Over in the House, Speaker Boehner responded first, giving a firm “No”–against the advice of many good conservatives like Rep. Tom Cole, who thought conceding was the better part of valor and that conservatives should be concentrating on spending cuts instead.
But Boehner, in back-and-forth negotiations with the White House, finally moved a seemingly immovable chief executive to give a bit on entitlements and a lot more on taxes. The $250,000 figure, Obama surprisingly conceded, was no longer set in stone and he would be willing to extend the Bush cuts to those making as much as $400,000 annually, thus salvaging the cuts for millions of more folks.
As a huge fan of those cuts, a godsend to the economy and a gusher for the Treasury, I thought, hey, Boehner is putting up a decent fight for people who think like me.
He’s not letting Obama roll him, even though the president clearly has the upper hand. And he even got Obama to toss in some spending cuts on both Medicare and Social Security, which the Democrats had said had to be off the table in the lame duck session. When Boehner could get no more spending cuts from the president, however, he ended negotiations and came up with Plan B, which would have extended the Bush tax cuts to those making over a million dollars annually. The “Over the Cliffers,” however, wouldn’t go along, saying that all of the tax cuts had to be preserved, even though the author of the GOP tax pledge, Grover Norquist, was giving Boehner a pass. The Speaker then abandoned the field of battle, telling McConnell that it was up to him to save the day.

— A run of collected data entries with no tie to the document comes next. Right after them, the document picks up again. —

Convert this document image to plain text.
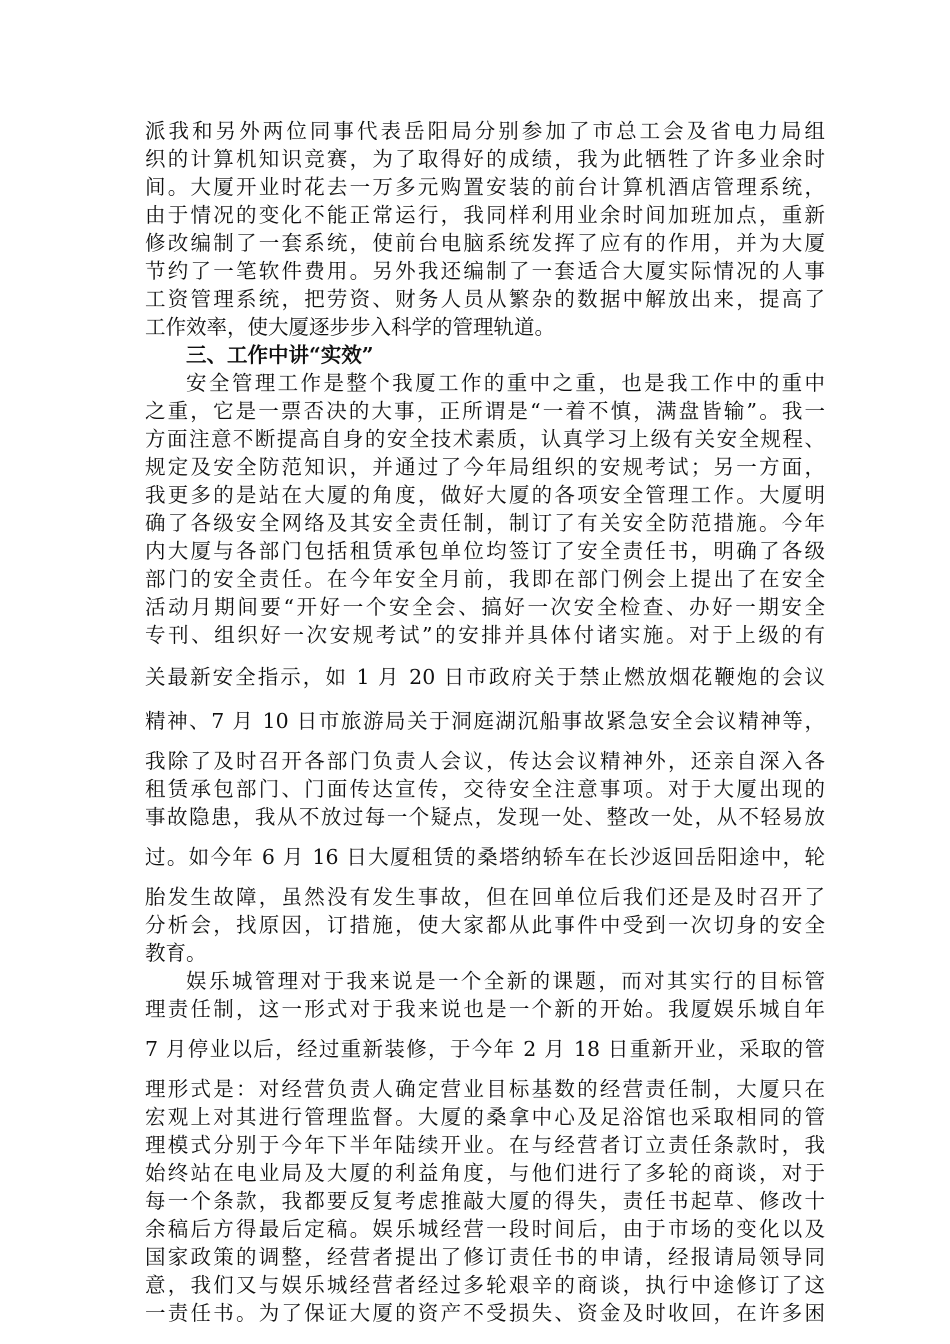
派我和另外两位同事代表岳阳局分别参加了市总工会及省电力局组

织的计算机知识竞赛，为了取得好的成绩，我为此牺牲了许多业余时

间。大厦开业时花去一万多元购置安装的前台计算机酒店管理系统，

由于情况的变化不能正常运行，我同样利用业余时间加班加点，重新

修改编制了一套系统，使前台电脑系统发挥了应有的作用，并为大厦

节约了一笔软件费用。另外我还编制了一套适合大厦实际情况的人事

工资管理系统，把劳资、财务人员从繁杂的数据中解放出来，提高了

工作效率，使大厦逐步步入科学的管理轨道。

三、工作中讲“实效”

安全管理工作是整个我厦工作的重中之重，也是我工作中的重中

之重，它是一票否决的大事，正所谓是“一着不慎，满盘皆输”。我一

方面注意不断提高自身的安全技术素质，认真学习上级有关安全规程、

规定及安全防范知识，并通过了今年局组织的安规考试；另一方面，

我更多的是站在大厦的角度，做好大厦的各项安全管理工作。大厦明

确了各级安全网络及其安全责任制，制订了有关安全防范措施。今年

内大厦与各部门包括租赁承包单位均签订了安全责任书，明确了各级

部门的安全责任。在今年安全月前，我即在部门例会上提出了在安全

活动月期间要“开好一个安全会、搞好一次安全检查、办好一期安全

专刊、组织好一次安规考试”的安排并具体付诸实施。对于上级的有

关最新安全指示，如 1 月 20 日市政府关于禁止燃放烟花鞭炮的会议

精神、7 月 10 日市旅游局关于洞庭湖沉船事故紧急安全会议精神等，

我除了及时召开各部门负责人会议，传达会议精神外，还亲自深入各

租赁承包部门、门面传达宣传，交待安全注意事项。对于大厦出现的

事故隐患，我从不放过每一个疑点，发现一处、整改一处，从不轻易放

过。如今年 6 月 16 日大厦租赁的桑塔纳轿车在长沙返回岳阳途中，轮

胎发生故障，虽然没有发生事故，但在回单位后我们还是及时召开了

分析会，找原因，订措施，使大家都从此事件中受到一次切身的安全

教育。

娱乐城管理对于我来说是一个全新的课题，而对其实行的目标管

理责任制，这一形式对于我来说也是一个新的开始。我厦娱乐城自年

7 月停业以后，经过重新装修，于今年 2 月 18 日重新开业，采取的管

理形式是：对经营负责人确定营业目标基数的经营责任制，大厦只在

宏观上对其进行管理监督。大厦的桑拿中心及足浴馆也采取相同的管

理模式分别于今年下半年陆续开业。在与经营者订立责任条款时，我

始终站在电业局及大厦的利益角度，与他们进行了多轮的商谈，对于

每一个条款，我都要反复考虑推敲大厦的得失，责任书起草、修改十

余稿后方得最后定稿。娱乐城经营一段时间后，由于市场的变化以及

国家政策的调整，经营者提出了修订责任书的申请，经报请局领导同

意，我们又与娱乐城经营者经过多轮艰辛的商谈，执行中途修订了这

一责任书。为了保证大厦的资产不受损失、资金及时收回，在许多困
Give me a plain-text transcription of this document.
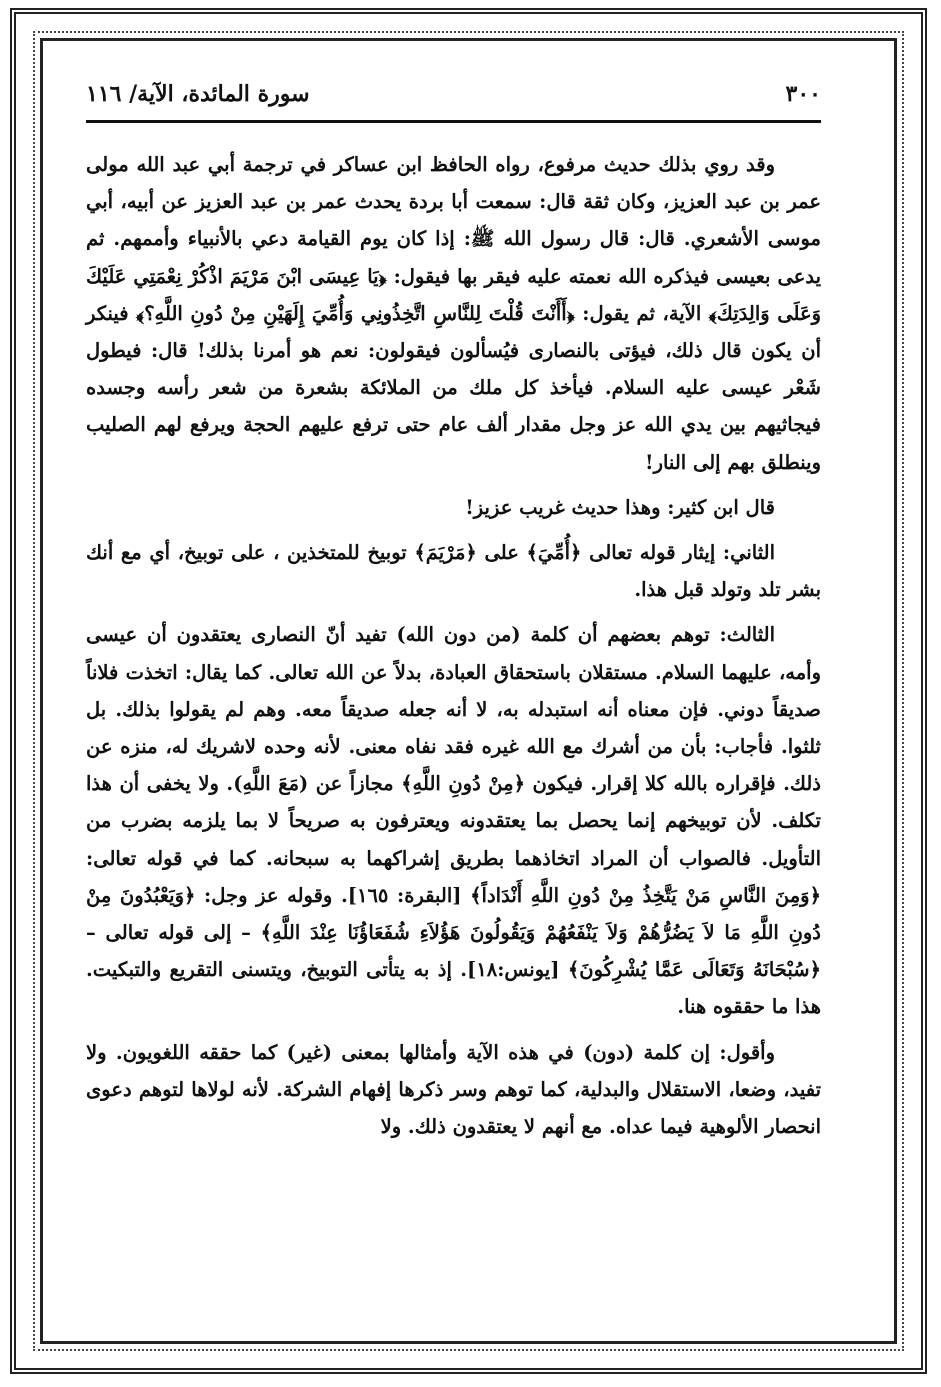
٣٠٠
سورة المائدة، الآية/ ١١٦

وقد روي بذلك حديث مرفوع، رواه الحافظ ابن عساكر في ترجمة أبي عبد الله مولى عمر بن عبد العزيز، وكان ثقة قال: سمعت أبا بردة يحدث عمر بن عبد العزيز عن أبيه، أبي موسى الأشعري. قال: قال رسول الله ﷺ: إذا كان يوم القيامة دعي بالأنبياء وأممهم. ثم يدعى بعيسى فيذكره الله نعمته عليه فيقر بها فيقول: ﴿يَا عِيسَى ابْنَ مَرْيَمَ اذْكُرْ نِعْمَتِي عَلَيْكَ وَعَلَى وَالِدَتِكَ﴾ الآية، ثم يقول: ﴿أَأَنْتَ قُلْتَ لِلنَّاسِ اتَّخِذُونِي وَأُمِّيَ إِلَهَيْنِ مِنْ دُونِ اللَّهِ؟﴾ فينكر أن يكون قال ذلك، فيؤتى بالنصارى فيُسألون فيقولون: نعم هو أمرنا بذلك! قال: فيطول شَعْر عيسى عليه السلام. فيأخذ كل ملك من الملائكة بشعرة من شعر رأسه وجسده فيجاثيهم بين يدي الله عز وجل مقدار ألف عام حتى ترفع عليهم الحجة ويرفع لهم الصليب وينطلق بهم إلى النار!

قال ابن كثير: وهذا حديث غريب عزيز!

الثاني: إيثار قوله تعالى ﴿أُمِّيَ﴾ على ﴿مَرْيَمَ﴾ توبيخ للمتخذين ، على توبيخ، أي مع أنك بشر تلد وتولد قبل هذا.

الثالث: توهم بعضهم أن كلمة (من دون الله) تفيد أنّ النصارى يعتقدون أن عيسى وأمه، عليهما السلام. مستقلان باستحقاق العبادة، بدلاً عن الله تعالى. كما يقال: اتخذت فلاناً صديقاً دوني. فإن معناه أنه استبدله به، لا أنه جعله صديقاً معه. وهم لم يقولوا بذلك. بل ثلثوا. فأجاب: بأن من أشرك مع الله غيره فقد نفاه معنى. لأنه وحده لاشريك له، منزه عن ذلك. فإقراره بالله كلا إقرار. فيكون ﴿مِنْ دُونِ اللَّهِ﴾ مجازاً عن (مَعَ اللَّهِ). ولا يخفى أن هذا تكلف. لأن توبيخهم إنما يحصل بما يعتقدونه ويعترفون به صريحاً لا بما يلزمه بضرب من التأويل. فالصواب أن المراد اتخاذهما بطريق إشراكهما به سبحانه. كما في قوله تعالى: ﴿وَمِنَ النَّاسِ مَنْ يَتَّخِذُ مِنْ دُونِ اللَّهِ أَنْدَاداً﴾ [البقرة: ١٦٥]. وقوله عز وجل: ﴿وَيَعْبُدُونَ مِنْ دُونِ اللَّهِ مَا لاَ يَضُرُّهُمْ وَلاَ يَنْفَعُهُمْ وَيَقُولُونَ هَؤُلاَءِ شُفَعَاؤُنَا عِنْدَ اللَّهِ﴾ – إلى قوله تعالى – ﴿سُبْحَانَهُ وَتَعَالَى عَمَّا يُشْرِكُونَ﴾ [يونس:١٨]. إذ به يتأتى التوبيخ، ويتسنى التقريع والتبكيت. هذا ما حققوه هنا.

وأقول: إن كلمة (دون) في هذه الآية وأمثالها بمعنى (غير) كما حققه اللغويون. ولا تفيد، وضعا، الاستقلال والبدلية، كما توهم وسر ذكرها إفهام الشركة. لأنه لولاها لتوهم دعوى انحصار الألوهية فيما عداه. مع أنهم لا يعتقدون ذلك. ولا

McConnell, however, had been politically weakened when Plan B, which would have provided him some leverage, was blocked from going over to the Senate. Unlike Boehner, McConnell was also operating from a chamber controlled by Democrats.
Moreover, the cliff deadline was fast approaching. In the teeth of all this, the Minority Leader pulled off a small triumph, salvaging the overwhelming majority of the Bush tax cuts, ending the Alternative Minimum tax increase threatening to engulf some 30 million folks, preserving most of the existing estate taxes which the Democrats were eager to send skyward and even securing the “doc fix.” He accomplished all this while holding not much more than a pair of deuces. The deal was hardly perfect, of course, and non-Bush taxes will be going up on plenty of individuals. But they won’t be nearly as onerous as if the majority of the Bush tax cuts hadn’t been kept.
There were, of course, no spending cuts to speak of, but whose fault was that? Obama and the Democrats, who showed no real interest in major entitlement reforms during the lame-duck session.
But it’s not as if the Republicans won’t get another crack at putting a major proposal on the table to significantly cut the deficit. The sequestration law, postponed for two months, provides for nothing but automatic spending cuts of a trillion dollars.
There’s no reason Republicans can’t build on that piece of legislation. That’s the time, one would think, for the GOP to bring out a well thought-out plan. There will also be the ongoing battle to lift the national debt ceiling, which provides a riskier debt reduction opportunity.
In the meantime, McConnell and Boehner, with major obstacles from both Obama and the “Over the Cliffers,” should be honored for the very tough fight they’ve been waging on behalf of us taxpayers. Their harsh conservative critics, in my humble view, have not yet outlined a coherent case against them.